FDA versus MDR for classification of medical devices

FDA versus MDR for classification of medical devices

Medical devices appeal to the imagination and many entrepreneurs want to raise money in order to translate their great technology into great products to help patients. Immediately after starting such an adventure the question raises about FDA MDR regulation. The main concern is to find out how to approve them and ce mark the new medical device so that it can be introduced in the world market.

This is less straightforward as you may think so let’s take a simple example of a knee prosthesis to see if there is a difference between the EU and USA market. Both markets combined are still the main targets for many startups and therefore FDA approval and CE mark are the first goals to achieve.

Key Strategies for Developing a Successful Orthopedic Medical Device Startup

Rules for placing a medical device in class 1 2 3

Both regulatory systems use classification rules to place the device in a Class 1,2 or 3. The level of classification strongly determines the regulatory pathway for receiving market approval. Now the strange thing is that a product can be classified as a class III in Europe but considered as a class II in the USA or vice versa. 
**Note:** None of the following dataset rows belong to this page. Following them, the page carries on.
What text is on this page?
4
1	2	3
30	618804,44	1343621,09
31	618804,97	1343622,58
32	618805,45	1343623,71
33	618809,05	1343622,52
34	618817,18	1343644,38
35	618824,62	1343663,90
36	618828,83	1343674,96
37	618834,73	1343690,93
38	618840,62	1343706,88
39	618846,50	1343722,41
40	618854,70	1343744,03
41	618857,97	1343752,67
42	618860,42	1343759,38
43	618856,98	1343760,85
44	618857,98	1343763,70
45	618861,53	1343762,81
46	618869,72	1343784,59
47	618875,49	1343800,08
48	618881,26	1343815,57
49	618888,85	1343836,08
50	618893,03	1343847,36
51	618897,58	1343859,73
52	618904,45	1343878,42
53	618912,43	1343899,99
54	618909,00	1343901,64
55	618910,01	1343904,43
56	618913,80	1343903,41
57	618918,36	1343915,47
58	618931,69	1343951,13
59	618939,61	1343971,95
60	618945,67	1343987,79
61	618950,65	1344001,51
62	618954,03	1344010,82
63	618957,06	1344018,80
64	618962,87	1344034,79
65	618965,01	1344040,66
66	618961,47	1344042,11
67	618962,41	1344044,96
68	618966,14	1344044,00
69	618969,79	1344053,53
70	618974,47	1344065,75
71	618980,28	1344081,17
This has big consequences for investment and lead time before a product can be sold in the targeted market. Therefore good understanding about the product classification and the rationale behind it is essential. In our experience this aspect is often overlooked and too often we see startup companies having a great technology that can be introduced relatively well in the EU market but they completely missed the right classification in the USA market. As a result the company value drops dramatically.

Differences in medical device classification

The reason behind the differences in classification is the way the USA and the EU are considering risks. Let’s take our knee prosthesis as an example: In Europe the medical device classification is related to the amount of risks and site effects associated with the device. Joint prosthesis like Hips and Knees are very popular and that is understandable as many patients experience considerable pain relief and improvement of their quality of life. On the other side it is not unusual that patients have some long-term side effects like limitation of range of motion, a swollen knee and wear of the joint leading to revision in the long term. Because of the considerable side effects a knee joint is identified as a class III medical device. 

Medical device risk management in the USA

In the USA the risk classification is treated differently. In the USA it is recognized that for knee prostheses a large amount of reviewed and published clinical data is available that discusses all aspects of a knee prosthesis. All benefits and associated risks and side effects are considered to be known. Patients that are offered a knee device are able to obtain all clinical data about knee devices to make their own decision. For this reason these devices are considered as class II devices in the USA.

An updated knee prostheses can be introduced relatively quickly in the USA market because it is not needed to perform clinical evaluation of the new product as long as the technical characteristics are equivalent to existing, already approved devices. In Europe this is not possible because the same product is classified as class III. The consequence is that a clinical trial is required to show that the associated risks and side effects are in the same range or better before market introduction can take place. 

Imagine that you are a startup company based in the USA having a nice improvement of a knee prosthesis developed and approved in the USA. The business model is based on the USA and EU introduction and you did not realize that the same product is classified differently, this can have a massive impact on your business.

The knee prosthesis example is straightforward and easy to understand, however for many innovations this classification differences are not so obvious. A deep understanding of the regulatory pathway as one piece of the puzzle in the innovation stage is essential for success.